Ctrl-Alt-F8 ile sekizinci konsola login olarak kafese giriyor ve hatta bu kafeste X Window`u çalıştırabiliyorsunuz. Şüphesiz ki bu sonuca Debian dışındaki dağıtımlarda da ulaşabilirsiniz. Fakat yöntemin en ağır ve sıkıcı kısmı olan `mount` edilebilir root dosya sistemi oluşturulması işleminin Debian`da ne kadar kolay ve zahmetsiz gerçekleştirildiğini göreceksiniz. İşin sırrı
debootstrap woody /sid/ http://ftp.debian.org/debian/ olarak geçen satırda gizli. Yazarın ifadesiyle, kararsız sürüm sık değişiklik geçirdiğinden çoğu zaman `
debootstrable` vasfında olmuyor ve bu yüzden hedef kafese önce kararlı sistemi kuruyor, daha sonra kaynak göstergelerini kararsız`a ayarlayarak
apt-get update; apt-get dist-upgrade ile dağıtım güncellemesi yapıyoruz.
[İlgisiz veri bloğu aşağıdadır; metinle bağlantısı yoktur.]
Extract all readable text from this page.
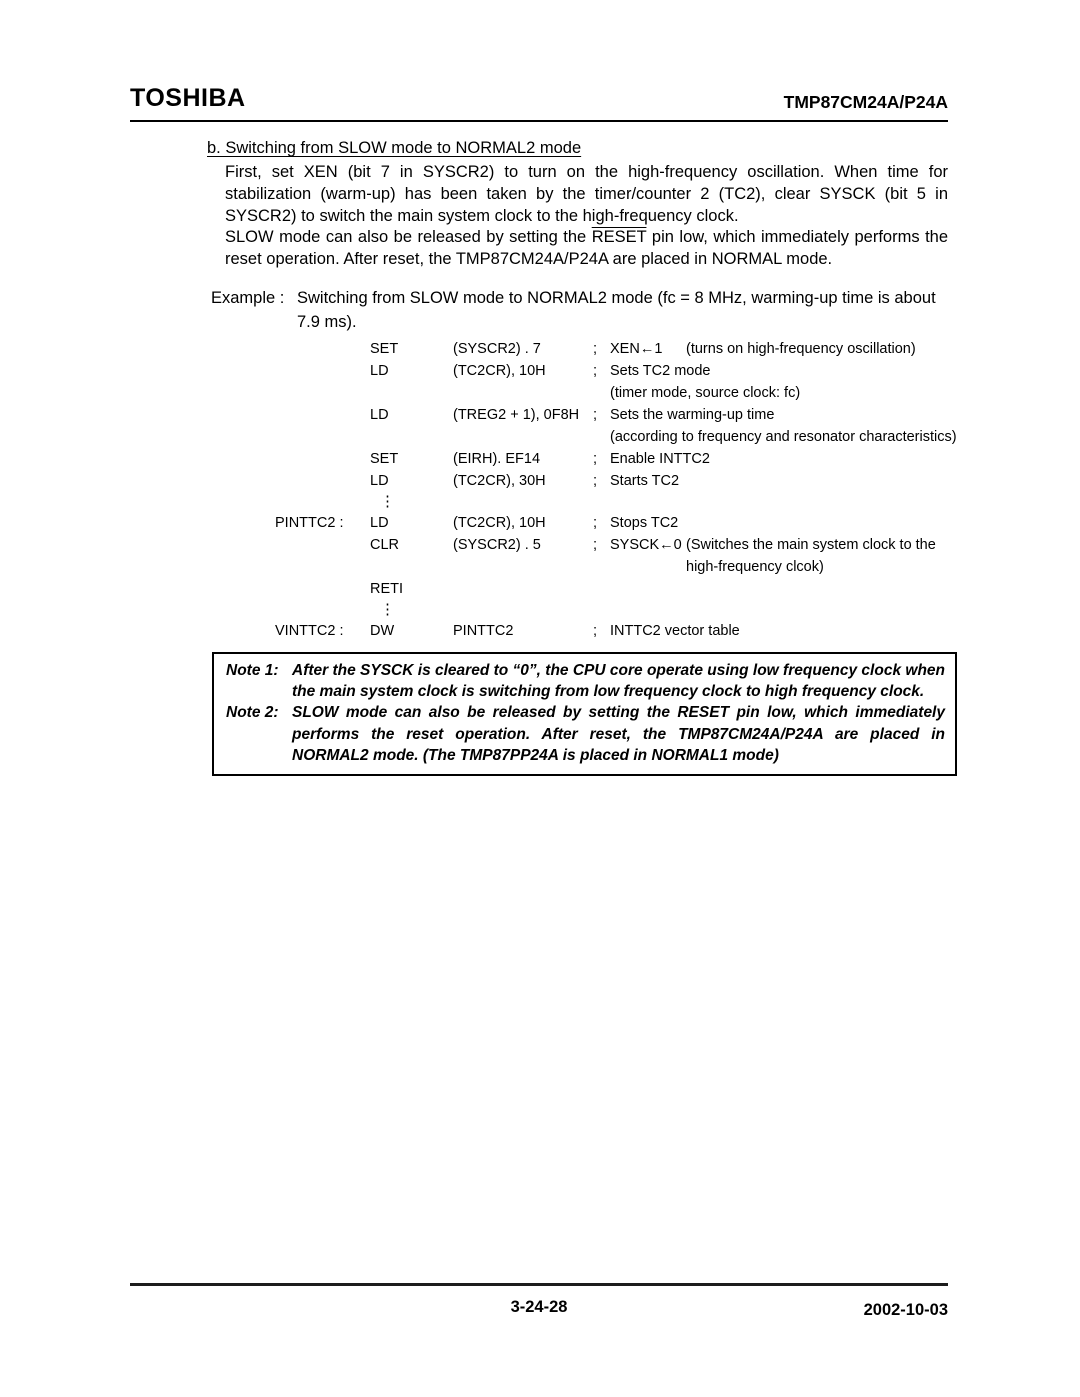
TOSHIBA	TMP87CM24A/P24A
b. Switching from SLOW mode to NORMAL2 mode

First, set XEN (bit 7 in SYSCR2) to turn on the high-frequency oscillation. When time for stabilization (warm-up) has been taken by the timer/counter 2 (TC2), clear SYSCK (bit 5 in SYSCR2) to switch the main system clock to the high-frequency clock.

SLOW mode can also be released by setting the RESET pin low, which immediately performs the reset operation. After reset, the TMP87CM24A/P24A are placed in NORMAL mode.

Example : Switching from SLOW mode to NORMAL2 mode (fc = 8 MHz, warming-up time is about
7.9 ms).
SET	(SYSCR2) . 7	; XEN←1	(turns on high-frequency oscillation)
LD	(TC2CR), 10H	; Sets TC2 mode
(timer mode, source clock: fc)
LD	(TREG2 + 1), 0F8H ; Sets the warming-up time
(according to frequency and resonator characteristics)
SET	(EIRH). EF14	; Enable INTTC2
LD	(TC2CR), 30H	; Starts TC2
⋮
PINTTC2 :	LD	(TC2CR), 10H	; Stops TC2
CLR	(SYSCR2) . 5	; SYSCK←0 (Switches the main system clock to the
high-frequency clcok)
RETI
⋮
VINTTC2 :	DW	PINTTC2	; INTTC2 vector table
Note 1: After the SYSCK is cleared to “0”, the CPU core operate using low frequency clock when the main system clock is switching from low frequency clock to high frequency clock.
Note 2: SLOW mode can also be released by setting the RESET pin low, which immediately performs the reset operation. After reset, the TMP87CM24A/P24A are placed in NORMAL2 mode. (The TMP87PP24A is placed in NORMAL1 mode)
3-24-28	2002-10-03
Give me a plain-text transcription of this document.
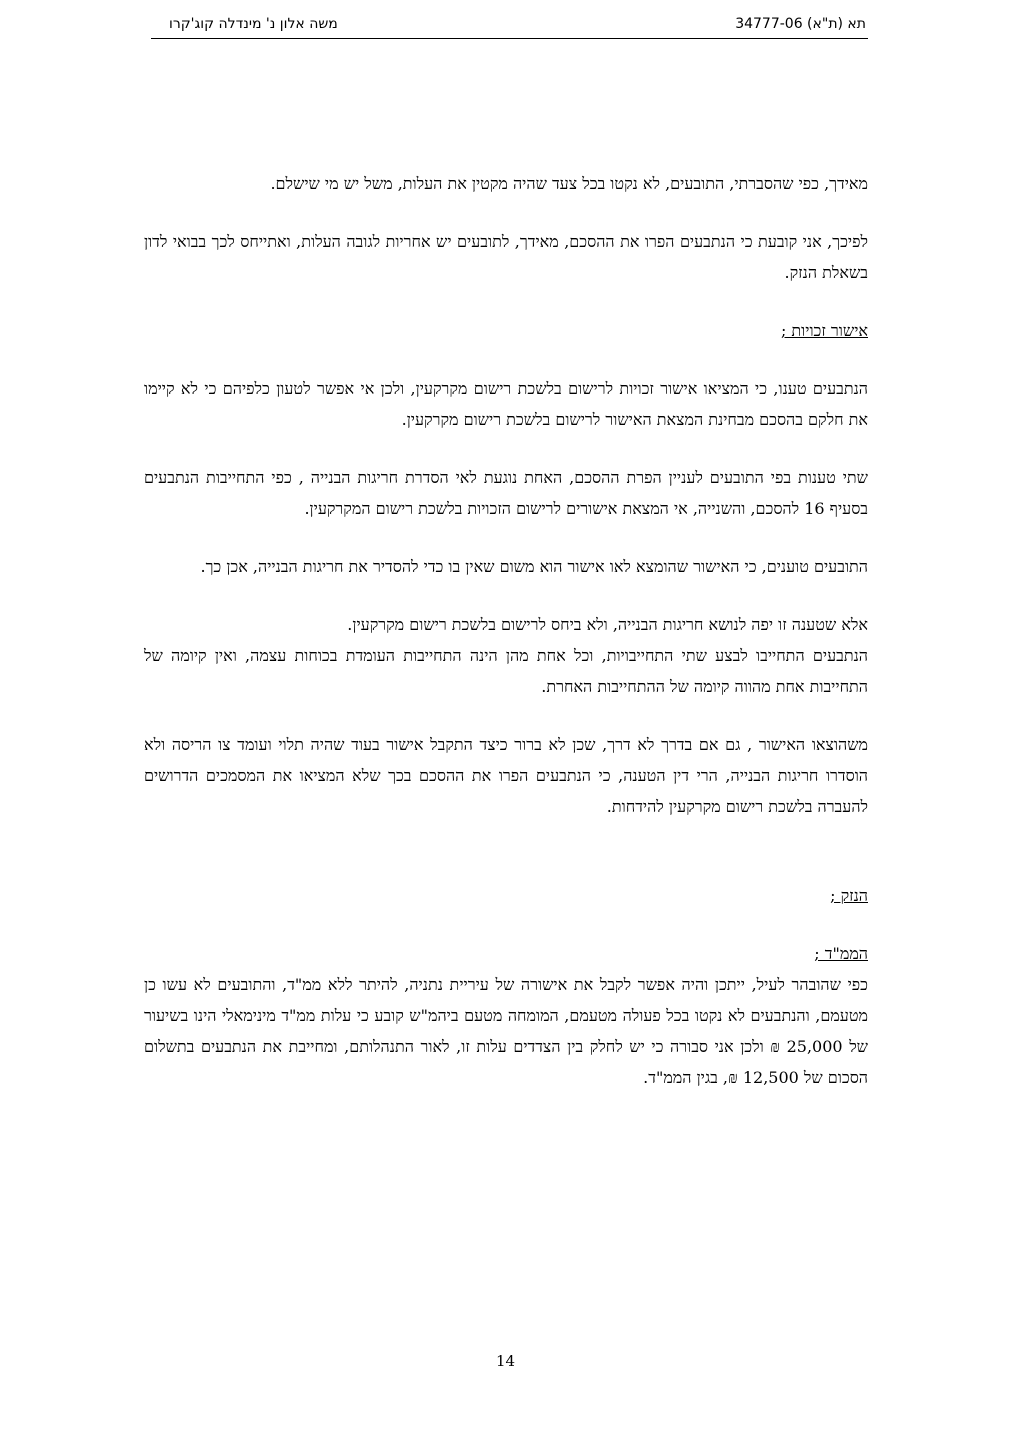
תא (ת"א) 34777-06
משה אלון נ' מינדלה קוג'קרו

מאידך, כפי שהסברתי, התובעים, לא נקטו בכל צעד שהיה מקטין את העלות, משל יש מי שישלם.

לפיכך, אני קובעת כי הנתבעים הפרו את ההסכם, מאידך, לתובעים יש אחריות לגובה העלות, ואתייחס לכך בבואי לדון בשאלת הנזק.

אישור זכויות ;

הנתבעים טענו, כי המציאו אישור זכויות לרישום בלשכת רישום מקרקעין, ולכן אי אפשר לטעון כלפיהם כי לא קיימו את חלקם בהסכם מבחינת המצאת האישור לרישום בלשכת רישום מקרקעין.

שתי טענות בפי התובעים לעניין הפרת ההסכם, האחת נוגעת לאי הסדרת חריגות הבנייה , כפי התחייבות הנתבעים בסעיף 16 להסכם, והשנייה, אי המצאת אישורים לרישום הזכויות בלשכת רישום המקרקעין.

התובעים טוענים, כי האישור שהומצא לאו אישור הוא משום שאין בו כדי להסדיר את חריגות הבנייה, אכן כך.

אלא שטענה זו יפה לנושא חריגות הבנייה, ולא ביחס לרישום בלשכת רישום מקרקעין.

הנתבעים התחייבו לבצע שתי התחייבויות, וכל אחת מהן הינה התחייבות העומדת בכוחות עצמה, ואין קיומה של התחייבות אחת מהווה קיומה של ההתחייבות האחרת.

משהוצאו האישור , גם אם בדרך לא דרך, שכן לא ברור כיצד התקבל אישור בעוד שהיה תלוי ועומד צו הריסה ולא הוסדרו חריגות הבנייה, הרי דין הטענה, כי הנתבעים הפרו את ההסכם בכך שלא המציאו את המסמכים הדרושים להעברה בלשכת רישום מקרקעין להידחות.

הנזק ;

הממ"ד ;

כפי שהובהר לעיל, ייתכן והיה אפשר לקבל את אישורה של עיריית נתניה, להיתר ללא ממ"ד, והתובעים לא עשו כן מטעמם, והנתבעים לא נקטו בכל פעולה מטעמם, המומחה מטעם ביהמ"ש קובע כי עלות ממ"ד מינימאלי הינו בשיעור של 25,000 ₪ ולכן אני סבורה כי יש לחלק בין הצדדים עלות זו, לאור התנהלותם, ומחייבת את הנתבעים בתשלום הסכום של 12,500 ₪, בגין הממ"ד.

14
Kullanıcı cephesinden bakıldığında test ortamları `istenilebilir` iken geliştirici cephesinde bu `istenilebilirlik` hemen `zorunluluk` halini alacaktır. Debian`a özel bir örnek vereyim: Kararlı sürüm Woody`nin yüklü olduğu bir sisteminiz var ve bu ortamda geliştirdiğiniz -ve dolayısıyla bağımlılıkları Woody`ye göre ayarlanmış- bir paketi (1) kurarak denemeniz gerekiyor, (2) kararsız sürüme -sid- port etmek istiyorsunuz. Bütün bu isteklere
Ctrl-Alt-F8 ile ulaşmak ne güzel :)
`Kafesli` test ortamları yukarıda örneklendirilen ortalama test ihtiyaçlarını karşılıyor. Delikanlı linux kullanıcısı reboot etmez (FreeBSD için bu eylem bir cinayet sebebidir :) Bir şartla... Kernel upgrade`i yapmıyorsanız... Peki bir `kernel developer` iseniz ne olacak? Zırt, pırt reboot edeceksiniz ve üstelik şanslıysanız bu işlem başarıyla gerçekleşecek. Derdin devası `
user-mode linux` (
UML) oluyor. Kendi başına bir makale konusu olan UML`ye şöyle kısaca değinelim. UML çok basitçe söylersek makinanızda -şişkin bir dosya içinde yaşayan- ve istediğiniz sayıda, her an boot edilebilir sanal makinalar kurmanıza imkan veriyor. Üstelik kafesli test ortamlarında Debian ise yine Debian`lı bir ortam kuruluyorken, user-mode linux`da Debian markalı box`ınıza Gentoo kurabiliyor ve beğenmediğinizde `rm -f gentoo` ile ondan kurtulabiliyorsanız (gelecekte yapmaya niyetlendiğim bir faaliyeti fazlasıyla ifşa eden bir cümle oldu ya neyse ;). Linux eğitimi verdiğiniz bir bilgisayar lab`ı hayal edin ve başına geleceklerden endişe duyan titrek bir ses: `şimdide temel unix komutlarından
rm`i ...` UML kuruluysa endişeye mahal yok, isteyen istediğini yapsın. Üstelik her türlü ileri düzey ağ konusunu da deneyebilirler, çünkü UML`da sanal ağ kurabiliyorsunuz. UML için şu an resmi linux source`u içinde olmayan bir kernel modülü gerekiyor, fakat FM`de haber olarak verilen bir röportaj`dan aldığım bilgiye göre bu olağanüstü sistem yakın bir gelecekte kernel`a entegre edilecek.